Metformin is a medication that is widely prescribed for the management of
type 2 diabetes. In addition to its anti-diabetic uses,
metformin has been proposed as a therapeutically effective drug candidate in various
central nervous system disorders, including
Parkinson's disease (PD). PD is characterized by severe movement defects and is commonly treated with the
dopamine (DA) precursor 3,4-dihydroxyphenyl-l-alanine (
L-DOPA). However, prolonged use of
L-DOPA can lead to the development of
L-DOPA-induced
dyskinesia (LID). Here, we hypothesized that
metformin co-treatment would improve LID in the
6-hydroxydopamine (6-OHDA)-lesioned mouse model of PD.

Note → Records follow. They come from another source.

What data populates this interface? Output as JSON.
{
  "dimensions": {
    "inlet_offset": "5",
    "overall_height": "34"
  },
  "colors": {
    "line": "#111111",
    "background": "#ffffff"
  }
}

Metformin did not interfere the pharmacotherapeutic effects of
L-DOPA in the cylinder test. Furthermore,
metformin co-treatment with
L-DOPA attenuated the development of LID in unilaterally 6-OHDA-lesioned mice.
Metformin showed a long-lasting effect on axial, limb, and orofacial abnormal
involuntary movement scores for up to 20 days
after treatment initiation. Interestingly, persistent enhancement of the
mammalian target of rapamycin,
dopamine D1 receptor, and extracellular signaling-regulated
kinase 1/2 signaling was maintained in the DA-denervated striatum during
metformin treatment.
Metformin globally normalized the increased
glycogen synthase kinase 3β activity induced by chronic treatment of
L-DOPA in a manner associated with Akt activation in unilaterally 6-OHDA-lesioned mice. These findings suggest that
metformin may have therapeutic potential for the suppression or management of
L-DOPA-induced motor complications in patients with PD.